Орнийский положил хрустящее куриное крыло в подготовленную посуду. Не сводя взгляд с источника подозрений, он взял вилку и нож, сел рядом с Донсо, окутанный григорской статью – готовностью продемонстрировать решимость стальной хватки в любой момент.
– Итак, – заговорил властитель Халлендора, отделив кусочек мяса от кости. – Что бы ни случилось, мы с тобой не повернёмся к опасности спиной. И да помогут нам боги. Нам и созванной Длани Короля. Мои пятеро перстов сейчас очень далеко от стен Сангерхъема. Они даже не догадываются, жизни скольких от них зависят. Хотел бы я знать, что ждёт их во владениях Кэрниссиуса, но знать мне, увы, не положено. Только время покажет, чьё терпение будет оправдано. Поэтому, крепись, Донсо Четырёхпалый. Сиди прямо, смотри мне в глаза… и открой рот пошире. Я не позволю тебе подавиться едой. Такая смерть не достойна приближённого короля.
Изображение №2: Донсо Четырёхпалый.
«Летопись времён: О Сионе, смерти не устрашившемся».
Он был рождён в объятиях первых лучей солнца, первого дня и первого года великой эры Марнъ-ядос. Глубокий взор его тёмных очей пронзил его мать-землю насквозь, напитав младенца, названного Немым, живительной силой материнской крови. Он рос не по дням, а по часам, он воздвиг собственное время, не страшившееся конца и позабывшее своё начало. Его звали и будут звать Цинтропос Сион Марнъ-ядос, посланник искажённого Абсолюта.
Он избрал своей женой прекраснейшую из всех дев Райзу Марнъ-ядос, наградил её силой предков великого рода и предрёк в назначенный час дать жизнь новому ростку, кой желал достичь причащения и занять трон Конклава по праву.
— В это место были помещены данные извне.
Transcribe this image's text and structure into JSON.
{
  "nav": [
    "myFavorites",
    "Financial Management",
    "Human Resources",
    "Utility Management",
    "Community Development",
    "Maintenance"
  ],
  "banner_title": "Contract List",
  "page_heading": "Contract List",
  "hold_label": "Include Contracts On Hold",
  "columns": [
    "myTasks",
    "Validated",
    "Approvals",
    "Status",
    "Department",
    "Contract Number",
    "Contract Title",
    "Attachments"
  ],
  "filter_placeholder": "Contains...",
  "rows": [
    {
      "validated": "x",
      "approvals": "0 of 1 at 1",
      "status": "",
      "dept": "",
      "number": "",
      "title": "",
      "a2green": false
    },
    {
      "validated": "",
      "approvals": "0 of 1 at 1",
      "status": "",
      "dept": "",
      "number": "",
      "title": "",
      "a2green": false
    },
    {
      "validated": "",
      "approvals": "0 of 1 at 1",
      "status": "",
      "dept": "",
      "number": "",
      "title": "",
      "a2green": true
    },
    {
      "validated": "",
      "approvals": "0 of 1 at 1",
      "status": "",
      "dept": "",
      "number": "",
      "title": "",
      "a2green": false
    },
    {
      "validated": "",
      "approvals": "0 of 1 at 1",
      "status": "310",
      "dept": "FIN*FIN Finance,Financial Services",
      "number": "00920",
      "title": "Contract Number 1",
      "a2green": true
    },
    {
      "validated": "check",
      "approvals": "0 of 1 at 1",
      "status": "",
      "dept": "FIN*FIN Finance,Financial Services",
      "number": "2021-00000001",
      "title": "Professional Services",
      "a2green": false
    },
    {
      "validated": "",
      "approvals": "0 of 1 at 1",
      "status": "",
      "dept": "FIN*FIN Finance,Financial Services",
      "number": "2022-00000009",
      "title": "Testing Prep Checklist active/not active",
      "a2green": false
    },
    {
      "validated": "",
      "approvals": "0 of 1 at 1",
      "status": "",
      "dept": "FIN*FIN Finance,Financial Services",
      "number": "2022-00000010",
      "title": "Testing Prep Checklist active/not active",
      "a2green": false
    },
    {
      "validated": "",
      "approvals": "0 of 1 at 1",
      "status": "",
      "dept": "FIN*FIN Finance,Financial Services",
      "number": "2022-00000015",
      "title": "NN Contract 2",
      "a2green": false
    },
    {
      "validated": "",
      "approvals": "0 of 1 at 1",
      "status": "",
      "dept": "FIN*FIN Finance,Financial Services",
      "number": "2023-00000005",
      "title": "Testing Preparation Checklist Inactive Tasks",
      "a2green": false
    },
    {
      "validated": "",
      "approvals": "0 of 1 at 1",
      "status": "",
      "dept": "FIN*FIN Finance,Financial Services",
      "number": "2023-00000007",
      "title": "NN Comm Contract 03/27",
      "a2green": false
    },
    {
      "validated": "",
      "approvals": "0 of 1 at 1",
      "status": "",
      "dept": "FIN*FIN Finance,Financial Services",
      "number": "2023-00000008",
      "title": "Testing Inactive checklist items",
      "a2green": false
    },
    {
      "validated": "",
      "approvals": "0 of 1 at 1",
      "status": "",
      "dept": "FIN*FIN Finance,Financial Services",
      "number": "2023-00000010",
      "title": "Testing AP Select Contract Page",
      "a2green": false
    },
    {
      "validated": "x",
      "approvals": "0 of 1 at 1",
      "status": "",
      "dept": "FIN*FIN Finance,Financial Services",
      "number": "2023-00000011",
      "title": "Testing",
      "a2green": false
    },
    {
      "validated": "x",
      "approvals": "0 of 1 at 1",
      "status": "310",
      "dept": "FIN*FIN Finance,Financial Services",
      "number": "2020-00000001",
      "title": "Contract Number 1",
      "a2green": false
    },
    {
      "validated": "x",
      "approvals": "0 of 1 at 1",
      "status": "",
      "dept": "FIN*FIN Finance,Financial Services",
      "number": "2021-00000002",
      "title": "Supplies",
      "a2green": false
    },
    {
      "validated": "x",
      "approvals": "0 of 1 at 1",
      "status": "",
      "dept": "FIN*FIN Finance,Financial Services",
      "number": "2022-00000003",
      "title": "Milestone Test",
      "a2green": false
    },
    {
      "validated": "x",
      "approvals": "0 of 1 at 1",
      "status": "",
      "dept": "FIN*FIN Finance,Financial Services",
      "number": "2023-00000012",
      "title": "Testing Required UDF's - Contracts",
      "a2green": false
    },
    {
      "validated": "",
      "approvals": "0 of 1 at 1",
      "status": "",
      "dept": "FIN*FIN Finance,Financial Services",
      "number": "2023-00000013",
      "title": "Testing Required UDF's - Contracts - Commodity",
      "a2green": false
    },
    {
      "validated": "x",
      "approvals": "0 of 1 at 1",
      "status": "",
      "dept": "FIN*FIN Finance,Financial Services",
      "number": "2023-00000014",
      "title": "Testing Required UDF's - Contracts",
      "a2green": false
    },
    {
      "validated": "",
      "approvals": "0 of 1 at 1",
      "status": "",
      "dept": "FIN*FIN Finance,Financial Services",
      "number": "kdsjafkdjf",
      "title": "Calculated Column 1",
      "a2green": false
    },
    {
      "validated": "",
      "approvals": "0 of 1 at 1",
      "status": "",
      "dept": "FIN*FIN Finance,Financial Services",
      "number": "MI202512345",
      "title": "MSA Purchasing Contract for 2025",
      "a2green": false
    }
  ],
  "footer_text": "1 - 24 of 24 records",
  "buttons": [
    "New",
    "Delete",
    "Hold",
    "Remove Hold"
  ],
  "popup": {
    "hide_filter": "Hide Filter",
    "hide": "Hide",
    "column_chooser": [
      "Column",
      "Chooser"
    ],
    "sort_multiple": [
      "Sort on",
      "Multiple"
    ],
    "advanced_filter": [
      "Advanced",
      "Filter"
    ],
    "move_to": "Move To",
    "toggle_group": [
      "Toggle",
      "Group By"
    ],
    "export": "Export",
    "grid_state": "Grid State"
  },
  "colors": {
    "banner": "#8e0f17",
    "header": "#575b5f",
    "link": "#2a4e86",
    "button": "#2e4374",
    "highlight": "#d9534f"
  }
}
Но трон оный по-прежнему принадлежит другому. И трон народа гинов, и кирианцев, и властителей далёких краёв, не знающих эту легенду. Сион придёт за ними всеми, заставит приклониться перед ним и по праву рождения первого и последнего займёт трон каждого из государств. Тех, что были, и тех, что будут. Ибо он правитель всех земель, наш посланник искажённого Абсолюта.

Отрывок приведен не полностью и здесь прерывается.